Years ago, I remember talking with a friend (Sheila Oliver — WP With Sheila) who was (and still is) deep into technology, creatingweb sites. I admired her ability to keep up with it, because technology moves so quickly, and I also remember mentioning something about being happy to work with a topic that hardly ever changes — American grammar — because I didn’t have to wonder if I was on top of the latest trends and information.

But English usage is changing faster than I would have expected. Lately a topic that has risen to the top of many lists of “How should we do that?” is using gender-neutral pronouns, especially “they,” when we don’t know the gender of the sentence’s subject.

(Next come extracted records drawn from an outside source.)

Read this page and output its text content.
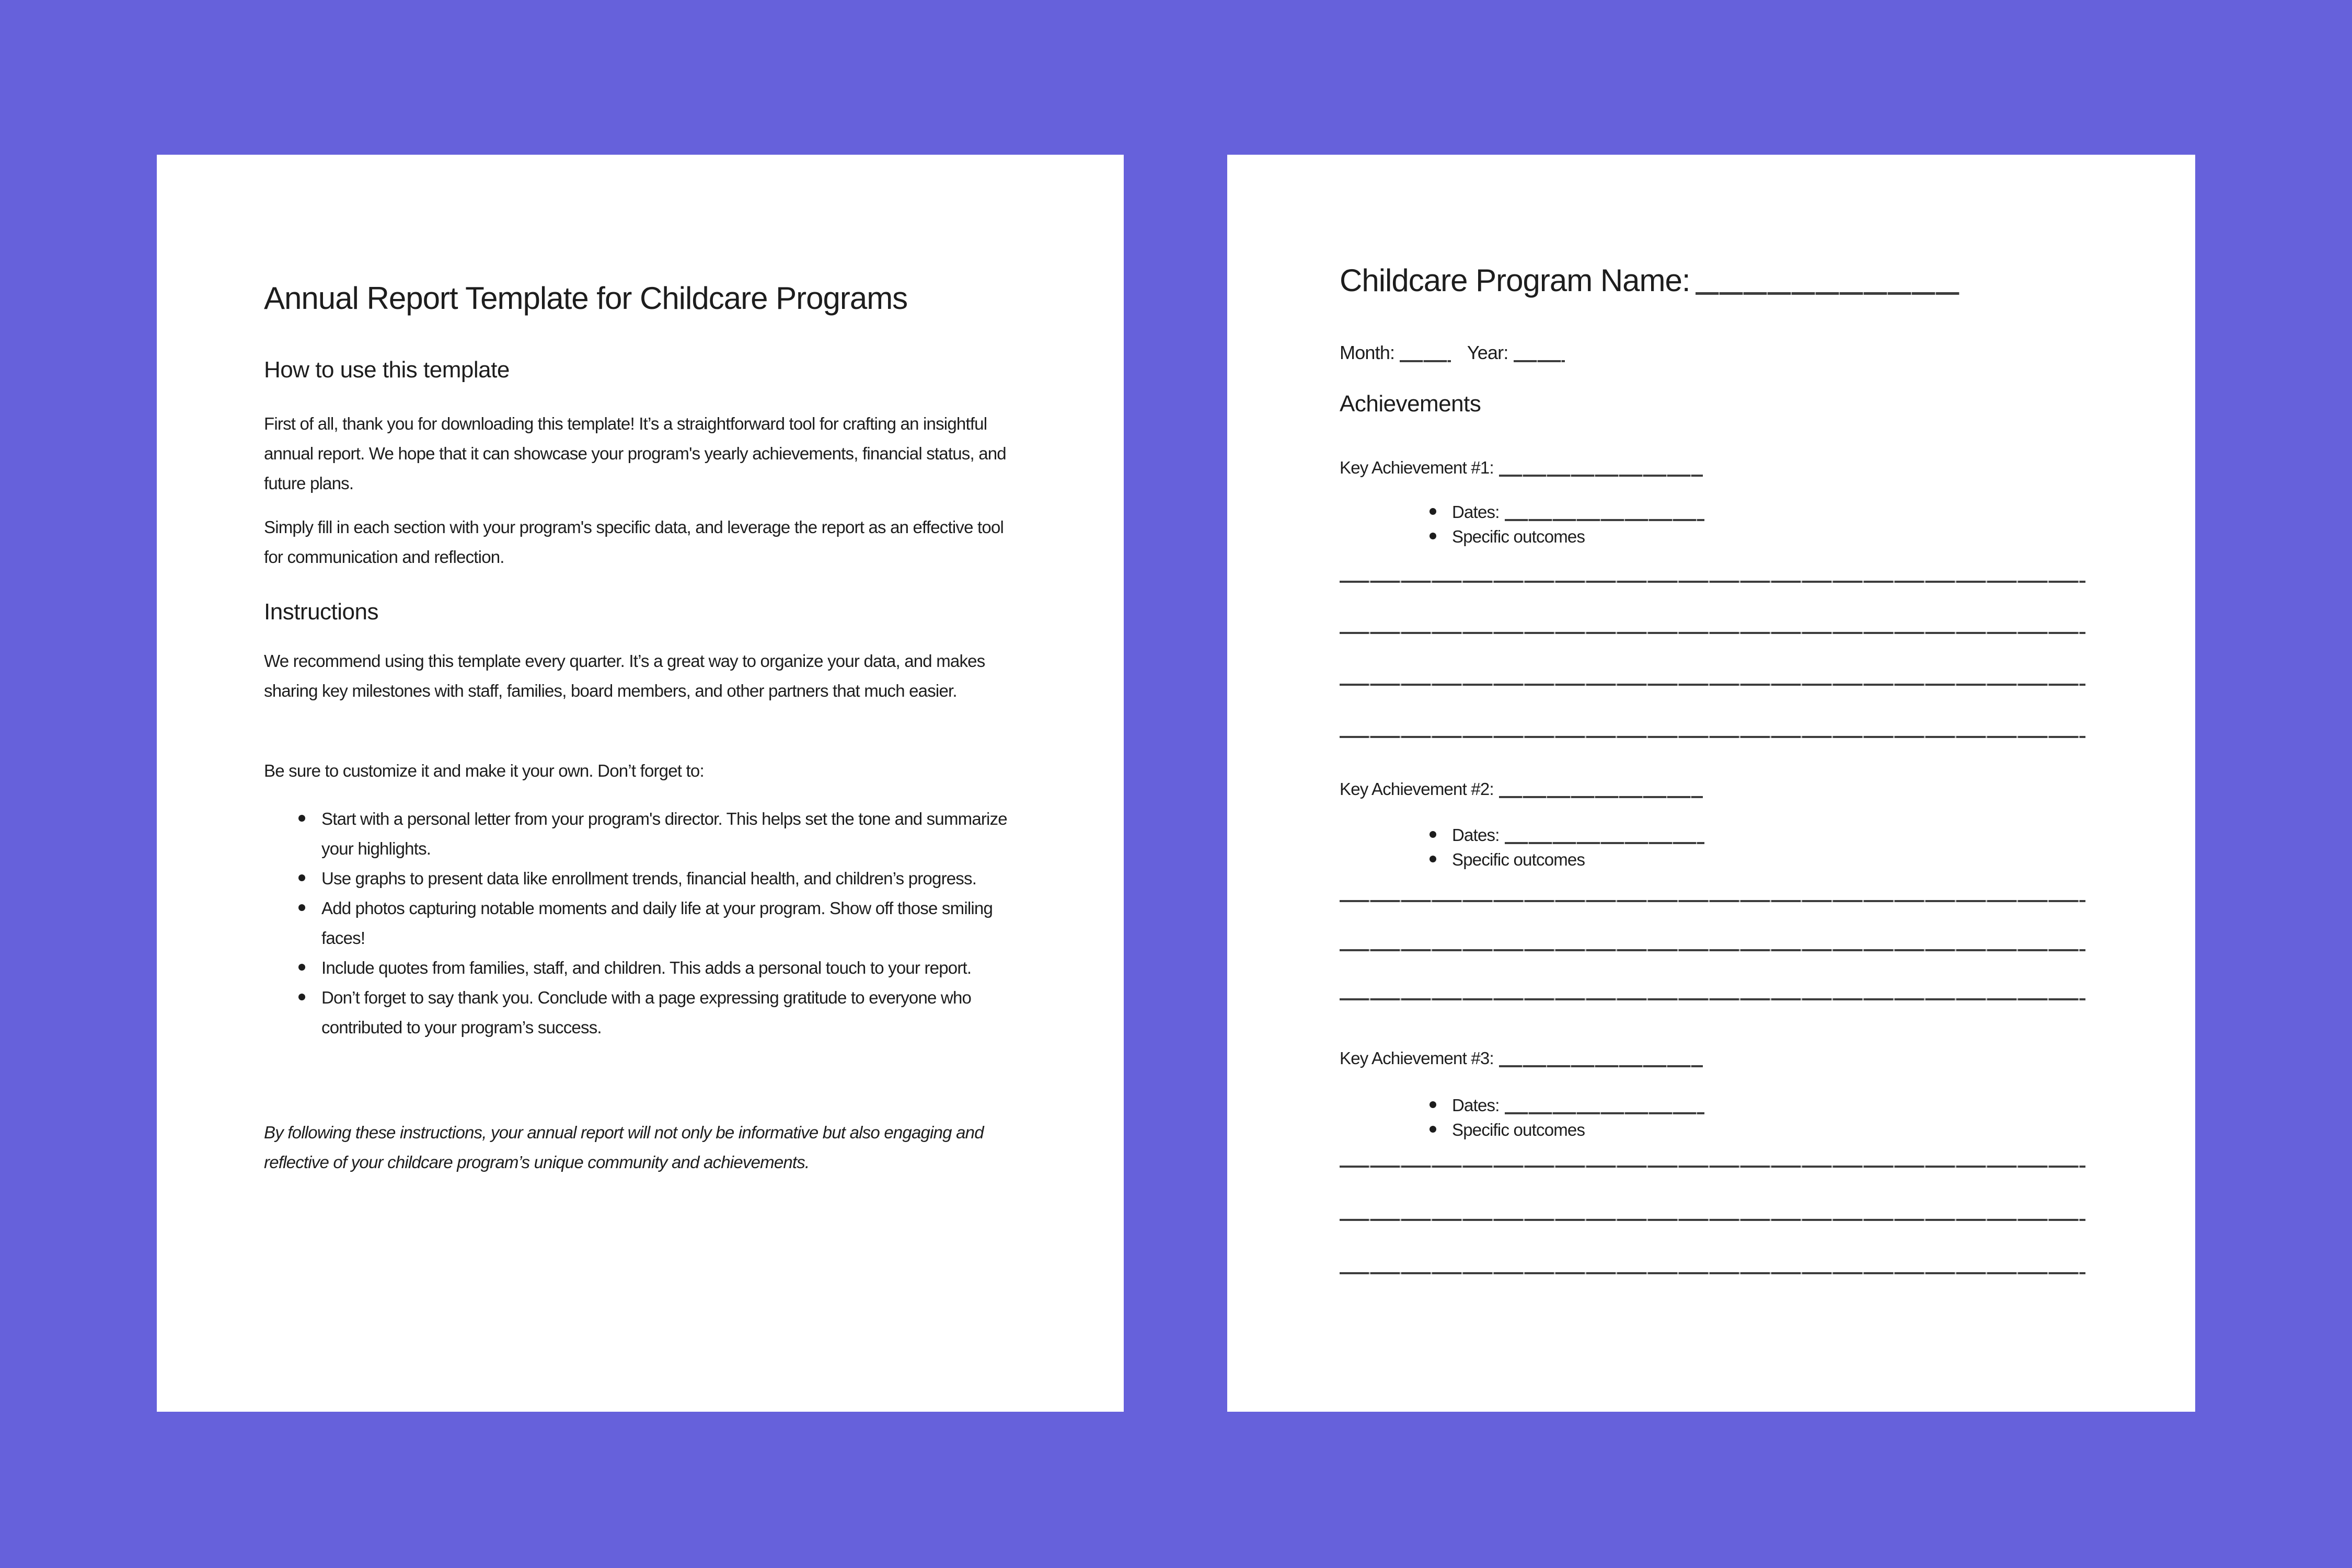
Annual Report Template for Childcare Programs
How to use this template

First of all, thank you for downloading this template! It’s a straightforward tool for crafting an insightful annual report. We hope that it can showcase your program's yearly achievements, financial status, and future plans.

Simply fill in each section with your program's specific data, and leverage the report as an effective tool for communication and reflection.

Instructions

We recommend using this template every quarter. It’s a great way to organize your data, and makes sharing key milestones with staff, families, board members, and other partners that much easier.

Be sure to customize it and make it your own. Don’t forget to:

Start with a personal letter from your program's director. This helps set the tone and summarize your highlights.
Use graphs to present data like enrollment trends, financial health, and children’s progress.
Add photos capturing notable moments and daily life at your program. Show off those smiling faces!
Include quotes from families, staff, and children. This adds a personal touch to your report.
Don’t forget to say thank you. Conclude with a page expressing gratitude to everyone who contributed to your program’s success.

By following these instructions, your annual report will not only be informative but also engaging and reflective of your childcare program’s unique community and achievements.

Childcare Program Name:
Month:	Year:
Achievements
Key Achievement #1:
Dates:
Specific outcomes
Key Achievement #2:
Dates:
Specific outcomes
Key Achievement #3:
Dates:
Specific outcomes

This usually occurs when we’re writing instructional guidelines, telling workers how to do their job. We can’t automatically know who will be doing it, so we need a way to write without making false assumptions.

In my “Brush Up on Your Business Writing” workshops, I have always given the following guidelines to help others see different ways to write without using he/she, he or she, or s/he, all of which call attention to themselves and interfere with a reader’s ability to read smoothly.

Maybe one or more of these will help you as well.

1. Rewrite using a noun only, not a pronoun.

NO: When an analyst writes a report, he should . . .
YES: When writing a report, an analyst should . . .

2. Repeat the noun — if it’s a short one.

NO: When an analyst writes a report, he should . . .
YES: When an analyst writes a report, the analyst should . . .

3. Use a relative pronoun.

NO: An analyst in Iowa earns less than he would in New York.
YES: An analyst in Iowa earns less than one in New York does.

4. Phrase the words as a directive.

NO: An analyst should write all her reports in plain language.
YES: Write your reports in plain language.

5. Use plurals whenever possible.

NO: When an analyst writes a report, he should . . .
YES: When analysts write reports, they should . . .

Now it’s 2017, and the plural pronoun “they” is allowed to take the place of he/she, at least in English. When can we use it? Should we use it? Who says we can?

My thought is that we should try really hard NOT to use it when the subject is singular; they is a plural pronoun and it is supposed to reflect back to a plural subject. I would rather write so that I don’t have to use any pronoun when I don’t know the gender of the sentence’s subject.

Now if I DO know the gender, I use he or she as necessary. For more on that, click here.

My goal is to make sure that we writers are seen as smart by our readers. In business writing, which includes blog posts, we should be doing our best to keep our writing smooth and not clunky.